Pictures of the former gas poison factory on Okunojima (page in Japanese).

Allegedly, the poison gas factory on Okunojima was so secret that trains driving past the island on the coast had their windows facing the sea barred. In 1945, the workers, who included many forced labourers from China and Korea, were liberated, as were the many rabbits used in experiments.

The workers left. The rabbits stayed. Today Okunojima is a beautiful spot in the Inland Sea, with a museum on poison gas in general and its production on Okunojima in particular, with a holiday resort and a beach, and myriads of freely roaming, very tame rabbits. I was there, a few years ago, briefly.


I talked to the founder of the museum, Murakami Hatsuichi. He worked in the poison gas factory for many years and says that no Chinese or Koreans worked in the factory. However the gas from Okunojima was used extensively in the war against China. Where did you get your information from?
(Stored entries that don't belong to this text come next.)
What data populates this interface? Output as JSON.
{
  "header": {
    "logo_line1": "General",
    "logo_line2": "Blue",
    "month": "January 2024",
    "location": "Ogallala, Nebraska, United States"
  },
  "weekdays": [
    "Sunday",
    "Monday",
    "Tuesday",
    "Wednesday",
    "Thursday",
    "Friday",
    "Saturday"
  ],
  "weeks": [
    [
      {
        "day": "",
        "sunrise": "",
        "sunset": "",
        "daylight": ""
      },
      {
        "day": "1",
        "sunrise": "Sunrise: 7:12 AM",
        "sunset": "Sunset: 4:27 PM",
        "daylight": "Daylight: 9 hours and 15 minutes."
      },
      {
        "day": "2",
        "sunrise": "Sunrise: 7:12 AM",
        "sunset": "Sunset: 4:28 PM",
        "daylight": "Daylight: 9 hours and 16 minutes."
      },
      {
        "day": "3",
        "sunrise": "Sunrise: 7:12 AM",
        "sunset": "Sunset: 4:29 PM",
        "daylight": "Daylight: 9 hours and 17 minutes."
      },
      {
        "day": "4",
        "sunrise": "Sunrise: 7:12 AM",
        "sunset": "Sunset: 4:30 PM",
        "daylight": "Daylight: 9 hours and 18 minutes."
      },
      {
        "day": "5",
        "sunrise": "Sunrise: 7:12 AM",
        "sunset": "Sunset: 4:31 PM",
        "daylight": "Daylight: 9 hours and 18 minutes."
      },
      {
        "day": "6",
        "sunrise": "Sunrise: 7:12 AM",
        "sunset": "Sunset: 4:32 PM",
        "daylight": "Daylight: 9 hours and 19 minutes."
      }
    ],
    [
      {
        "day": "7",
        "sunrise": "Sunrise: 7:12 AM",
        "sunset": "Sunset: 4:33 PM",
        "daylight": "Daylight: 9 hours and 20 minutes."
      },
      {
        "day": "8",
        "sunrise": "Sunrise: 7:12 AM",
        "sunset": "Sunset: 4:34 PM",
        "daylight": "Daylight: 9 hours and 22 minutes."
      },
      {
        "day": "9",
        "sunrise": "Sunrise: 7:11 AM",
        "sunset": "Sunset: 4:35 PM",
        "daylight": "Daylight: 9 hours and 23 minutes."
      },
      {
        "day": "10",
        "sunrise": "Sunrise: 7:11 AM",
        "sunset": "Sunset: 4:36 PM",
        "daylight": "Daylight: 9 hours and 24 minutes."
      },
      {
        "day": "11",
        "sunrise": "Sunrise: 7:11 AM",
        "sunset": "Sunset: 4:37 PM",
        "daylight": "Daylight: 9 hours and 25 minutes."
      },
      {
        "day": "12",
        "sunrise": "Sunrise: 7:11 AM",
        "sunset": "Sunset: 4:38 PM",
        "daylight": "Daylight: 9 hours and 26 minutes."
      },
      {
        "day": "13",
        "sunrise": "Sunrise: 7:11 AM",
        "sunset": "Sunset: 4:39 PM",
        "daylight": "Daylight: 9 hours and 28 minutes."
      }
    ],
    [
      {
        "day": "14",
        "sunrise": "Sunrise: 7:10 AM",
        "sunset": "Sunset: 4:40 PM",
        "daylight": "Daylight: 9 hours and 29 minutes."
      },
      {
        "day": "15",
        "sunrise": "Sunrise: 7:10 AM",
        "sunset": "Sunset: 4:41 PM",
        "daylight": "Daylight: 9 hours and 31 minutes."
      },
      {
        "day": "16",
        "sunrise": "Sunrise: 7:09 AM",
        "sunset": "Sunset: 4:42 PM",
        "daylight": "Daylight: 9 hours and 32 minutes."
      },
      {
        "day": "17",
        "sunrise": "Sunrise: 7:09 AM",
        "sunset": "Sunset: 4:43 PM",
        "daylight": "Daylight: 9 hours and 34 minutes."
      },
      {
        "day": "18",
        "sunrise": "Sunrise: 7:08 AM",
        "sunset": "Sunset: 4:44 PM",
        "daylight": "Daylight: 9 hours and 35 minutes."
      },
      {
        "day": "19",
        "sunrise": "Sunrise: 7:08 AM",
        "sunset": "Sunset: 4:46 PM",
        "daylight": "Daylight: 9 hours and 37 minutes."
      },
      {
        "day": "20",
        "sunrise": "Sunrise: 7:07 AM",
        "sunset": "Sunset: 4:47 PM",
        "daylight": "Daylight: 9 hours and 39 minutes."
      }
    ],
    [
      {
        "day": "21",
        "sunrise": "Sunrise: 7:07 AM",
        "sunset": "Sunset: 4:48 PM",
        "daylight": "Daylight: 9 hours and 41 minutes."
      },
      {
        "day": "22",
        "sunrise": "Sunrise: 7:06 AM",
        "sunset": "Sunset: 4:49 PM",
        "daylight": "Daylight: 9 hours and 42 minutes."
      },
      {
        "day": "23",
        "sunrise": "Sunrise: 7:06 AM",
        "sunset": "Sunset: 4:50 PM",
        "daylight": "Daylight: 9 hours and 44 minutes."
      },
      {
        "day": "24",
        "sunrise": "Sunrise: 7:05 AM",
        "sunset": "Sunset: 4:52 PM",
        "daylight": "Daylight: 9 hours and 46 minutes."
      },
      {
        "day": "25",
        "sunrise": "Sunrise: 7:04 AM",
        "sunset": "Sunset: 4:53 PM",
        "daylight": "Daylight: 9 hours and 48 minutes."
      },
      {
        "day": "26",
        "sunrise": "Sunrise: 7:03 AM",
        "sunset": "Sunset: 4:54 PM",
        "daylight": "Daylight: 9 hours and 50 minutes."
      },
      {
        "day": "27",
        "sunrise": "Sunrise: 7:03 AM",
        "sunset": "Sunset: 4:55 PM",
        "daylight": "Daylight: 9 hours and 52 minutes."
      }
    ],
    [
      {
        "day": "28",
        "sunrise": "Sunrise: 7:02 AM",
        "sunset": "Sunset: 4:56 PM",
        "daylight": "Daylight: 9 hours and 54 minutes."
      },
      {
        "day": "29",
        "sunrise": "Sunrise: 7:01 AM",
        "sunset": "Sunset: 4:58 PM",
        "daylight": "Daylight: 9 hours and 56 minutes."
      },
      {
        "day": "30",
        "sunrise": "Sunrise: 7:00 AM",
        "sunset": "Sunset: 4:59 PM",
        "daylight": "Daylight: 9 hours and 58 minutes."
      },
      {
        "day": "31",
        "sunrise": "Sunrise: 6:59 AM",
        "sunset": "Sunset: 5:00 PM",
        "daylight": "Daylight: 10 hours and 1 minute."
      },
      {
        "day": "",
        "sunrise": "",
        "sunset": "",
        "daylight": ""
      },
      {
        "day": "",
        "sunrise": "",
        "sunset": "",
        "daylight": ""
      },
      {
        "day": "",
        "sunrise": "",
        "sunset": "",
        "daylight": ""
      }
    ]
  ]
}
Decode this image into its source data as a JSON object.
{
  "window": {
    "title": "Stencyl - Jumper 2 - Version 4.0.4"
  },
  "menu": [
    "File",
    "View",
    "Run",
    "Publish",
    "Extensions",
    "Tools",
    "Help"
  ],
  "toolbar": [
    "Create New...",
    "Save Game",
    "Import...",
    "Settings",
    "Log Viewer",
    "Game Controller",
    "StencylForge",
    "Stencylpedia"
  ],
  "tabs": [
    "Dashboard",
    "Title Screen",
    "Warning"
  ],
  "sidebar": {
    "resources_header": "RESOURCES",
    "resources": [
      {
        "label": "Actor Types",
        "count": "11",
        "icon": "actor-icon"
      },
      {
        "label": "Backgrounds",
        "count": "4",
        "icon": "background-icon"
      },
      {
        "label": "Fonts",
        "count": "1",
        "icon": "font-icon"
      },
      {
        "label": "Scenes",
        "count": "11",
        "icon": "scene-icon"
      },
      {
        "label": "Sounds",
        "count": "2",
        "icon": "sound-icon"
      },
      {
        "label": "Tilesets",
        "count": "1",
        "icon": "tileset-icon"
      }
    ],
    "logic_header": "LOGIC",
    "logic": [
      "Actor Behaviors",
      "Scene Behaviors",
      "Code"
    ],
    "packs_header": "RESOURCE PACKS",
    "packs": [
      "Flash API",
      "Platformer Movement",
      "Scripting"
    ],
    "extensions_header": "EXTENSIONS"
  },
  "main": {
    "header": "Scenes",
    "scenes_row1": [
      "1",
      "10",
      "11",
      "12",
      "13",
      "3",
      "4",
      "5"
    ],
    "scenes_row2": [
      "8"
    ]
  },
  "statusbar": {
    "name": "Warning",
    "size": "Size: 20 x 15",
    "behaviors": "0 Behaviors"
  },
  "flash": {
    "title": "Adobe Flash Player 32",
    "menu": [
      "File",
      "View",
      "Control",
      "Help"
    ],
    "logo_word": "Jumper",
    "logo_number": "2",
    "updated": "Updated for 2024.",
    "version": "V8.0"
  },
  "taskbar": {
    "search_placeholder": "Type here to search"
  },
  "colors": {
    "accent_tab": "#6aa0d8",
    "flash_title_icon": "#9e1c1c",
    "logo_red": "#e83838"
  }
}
Andreas Hippin (May 26, 08:20 am) #


Sloppy memory, I guess, confirmed by sloppy reading of Ian Buruma's "Wages of Guilt". On pp.109f., Buruma briefly touches upon Okunojima (also mentioning Mr. Murakami who, Buruma says, had started working at the factory in 1940 as a fourteen-year-old janitor), and in this context mentions that due to official Chinese sources, more than 80,000 Chinese fell victim to gases produced at the factory. In my memory, this must have become distorted to reports about forced labour. I think the Japanese people who visited the museum with me also mentioned something to this effect, but they might have been wrong, too. Anyway, thanks for putting the finger were the information is unsubstantiated.